All of this- this journal, my stories, and this confession: it all comes back to Jeremy. He understood me, both the good and the bad. In the end it was he who set me upon the path I walk today. After Clayton, after feeling the shame that act brought to my heart whenever I thought of Jeremy I came to believe I might be standing at the cusp, at the point of something momentous. The world had already plunged deep in to a whirlwind of change and I was caught up in it, blown upon the bitter storm. Just as Jeremy had predicted in those final days before he passed away. And in the end he betrayed me for my own good. I am still unsure as to whether to forgive him for that. Time will tell.

Now it all makes sense to me. I have now an understanding I had despaired of ever achieving. I know what I want to do. I know what I am going to do.

I am going home.

I am going to make my stand. Watch for me, those of you who are young enough. In thirty, or forty, or perhaps fifty years it will come out- the questions, the little tabloid stories, the speculations. Then some enterprising journalist will decide it is time to rip the top off the charade and will dig deep in to my past. I am looking forward to seeing the expression on his face when he comes to the inescapable conclusion.

Life should become terribly interesting at that point.

I remain faithfully yours,
Zsallia Marieko


Thursday, December 4

Money is an odd thing. It is such a measure of power or worth, yet it is intrinsically nothing, particularly in the present day western world. The possession of monetary wealth is nothing more than a representation upon a digital ledger in some bank computer, yet it confers so much upon those who control it.

I am wealthy by any reasonable standard one might care to apply; yet I am powerless. I own my fate, but nothing more. Do not misunderstand- I believe that to own one’s fate is a precious thing, and I remember when (oh-so-very recently) this was not so, and it was the accumulation of money that initially made this possible.
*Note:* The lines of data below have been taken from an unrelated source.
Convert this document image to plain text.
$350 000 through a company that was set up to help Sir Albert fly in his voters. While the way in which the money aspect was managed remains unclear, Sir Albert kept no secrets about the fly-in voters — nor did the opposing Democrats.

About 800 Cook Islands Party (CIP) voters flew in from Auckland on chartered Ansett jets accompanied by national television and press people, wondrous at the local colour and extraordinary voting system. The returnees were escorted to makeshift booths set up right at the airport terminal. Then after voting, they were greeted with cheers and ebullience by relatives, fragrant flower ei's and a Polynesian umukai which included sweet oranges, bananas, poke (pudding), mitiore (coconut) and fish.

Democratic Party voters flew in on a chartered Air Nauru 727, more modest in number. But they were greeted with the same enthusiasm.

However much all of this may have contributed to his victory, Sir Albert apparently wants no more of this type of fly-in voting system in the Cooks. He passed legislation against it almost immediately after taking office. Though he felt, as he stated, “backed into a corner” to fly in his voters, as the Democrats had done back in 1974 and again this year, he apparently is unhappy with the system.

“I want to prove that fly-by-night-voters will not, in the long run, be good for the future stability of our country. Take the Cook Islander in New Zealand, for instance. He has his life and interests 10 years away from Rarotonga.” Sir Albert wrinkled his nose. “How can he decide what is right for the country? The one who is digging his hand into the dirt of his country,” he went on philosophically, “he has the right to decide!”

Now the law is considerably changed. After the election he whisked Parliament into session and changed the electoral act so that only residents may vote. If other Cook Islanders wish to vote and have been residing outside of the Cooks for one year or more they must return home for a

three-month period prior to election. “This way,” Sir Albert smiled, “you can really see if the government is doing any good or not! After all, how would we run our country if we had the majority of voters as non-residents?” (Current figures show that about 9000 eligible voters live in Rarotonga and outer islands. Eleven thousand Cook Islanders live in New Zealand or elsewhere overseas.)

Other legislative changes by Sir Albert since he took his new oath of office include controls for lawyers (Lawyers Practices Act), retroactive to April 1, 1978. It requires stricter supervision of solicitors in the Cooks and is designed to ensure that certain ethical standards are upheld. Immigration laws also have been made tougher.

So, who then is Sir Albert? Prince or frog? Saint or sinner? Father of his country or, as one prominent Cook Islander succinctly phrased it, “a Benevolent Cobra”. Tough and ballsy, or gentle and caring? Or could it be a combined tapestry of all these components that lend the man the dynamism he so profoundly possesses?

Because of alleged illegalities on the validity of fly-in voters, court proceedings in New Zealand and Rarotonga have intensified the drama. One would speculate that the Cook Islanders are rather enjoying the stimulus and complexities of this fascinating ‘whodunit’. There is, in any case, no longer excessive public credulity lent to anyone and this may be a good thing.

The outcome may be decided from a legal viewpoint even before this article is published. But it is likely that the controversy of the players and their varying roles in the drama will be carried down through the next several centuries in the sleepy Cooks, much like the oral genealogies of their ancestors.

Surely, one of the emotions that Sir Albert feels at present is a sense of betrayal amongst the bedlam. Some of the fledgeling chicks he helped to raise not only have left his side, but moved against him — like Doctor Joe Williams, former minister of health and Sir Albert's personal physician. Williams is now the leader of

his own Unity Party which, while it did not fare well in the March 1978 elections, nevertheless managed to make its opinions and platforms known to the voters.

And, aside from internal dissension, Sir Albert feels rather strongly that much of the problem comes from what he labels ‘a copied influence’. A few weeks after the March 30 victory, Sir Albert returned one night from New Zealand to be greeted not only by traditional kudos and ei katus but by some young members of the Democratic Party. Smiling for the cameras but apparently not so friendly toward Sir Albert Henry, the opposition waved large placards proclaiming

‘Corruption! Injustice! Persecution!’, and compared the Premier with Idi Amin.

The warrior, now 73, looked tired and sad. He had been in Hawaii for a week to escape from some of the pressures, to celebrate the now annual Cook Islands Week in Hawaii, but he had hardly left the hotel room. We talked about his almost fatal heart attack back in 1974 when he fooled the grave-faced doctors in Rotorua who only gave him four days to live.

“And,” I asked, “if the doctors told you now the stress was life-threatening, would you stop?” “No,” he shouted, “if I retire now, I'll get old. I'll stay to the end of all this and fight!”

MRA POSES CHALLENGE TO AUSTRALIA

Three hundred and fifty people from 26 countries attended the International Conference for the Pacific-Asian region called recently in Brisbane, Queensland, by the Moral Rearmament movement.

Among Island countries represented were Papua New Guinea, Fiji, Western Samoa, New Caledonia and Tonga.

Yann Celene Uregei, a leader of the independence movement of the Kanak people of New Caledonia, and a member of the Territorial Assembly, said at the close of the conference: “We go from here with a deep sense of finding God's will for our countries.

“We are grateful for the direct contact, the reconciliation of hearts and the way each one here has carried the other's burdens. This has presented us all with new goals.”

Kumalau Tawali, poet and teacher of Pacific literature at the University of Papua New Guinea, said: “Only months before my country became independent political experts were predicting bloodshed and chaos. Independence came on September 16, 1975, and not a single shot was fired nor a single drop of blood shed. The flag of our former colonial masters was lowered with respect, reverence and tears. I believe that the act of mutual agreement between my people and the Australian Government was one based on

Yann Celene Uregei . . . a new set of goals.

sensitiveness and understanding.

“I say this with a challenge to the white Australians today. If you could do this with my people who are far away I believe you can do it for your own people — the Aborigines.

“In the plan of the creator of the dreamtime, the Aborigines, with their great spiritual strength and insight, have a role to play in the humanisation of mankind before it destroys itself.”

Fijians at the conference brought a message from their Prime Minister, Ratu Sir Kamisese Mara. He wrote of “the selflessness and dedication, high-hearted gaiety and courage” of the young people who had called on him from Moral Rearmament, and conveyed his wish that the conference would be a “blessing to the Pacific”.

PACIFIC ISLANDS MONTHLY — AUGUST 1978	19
Yet when I calculate the sum total of the wealth I either own or control, that value is meaningless to me. I do not feel powerful regardless of what the numbers imply. I cannot relate to that sort of thing- it is an innate failing on my part.

I understand that money affords me freedom to ignore certain restraints. My apartment, for instance- I pay about six thousand dollars a month to call it home. I do not love it, it has no true hold on my affections- it is simply convenient to the places I like to visit, and I enjoy the view. Due to my account balance I may avail myself of this convenience. Six thousand dollars might seem a great sum, but it is meaningless to me- all it represents is a short walk to the rail station and an ocean view. I know that these things are desirable and hence command a high price, but how can that price be paid in something that has no intrinsic value?

I remember the first time I was sold for a handful of coins rather than bartered for real things that could be touched and measured- it was the first time I felt shame at my place in the world. I did not understand money then, and I still fail to fully comprehend it now. I understand that I need it. I comprehend how to earn it through labor or create it through investment. I understand its nature as fuel to the engines of capitalism, but when I attempt to put that knowledge in to some concrete form, to make it real, make it visceral so that I can feel the truth of it as I do other things, I fail.

I am sufficiently knowledgeable to manoeuvre within the framework defined by money, but I cannot believe in the basic precepts that make this possible.

This frustrates me. I cannot escape the notion that this is something I must overcome, and soon.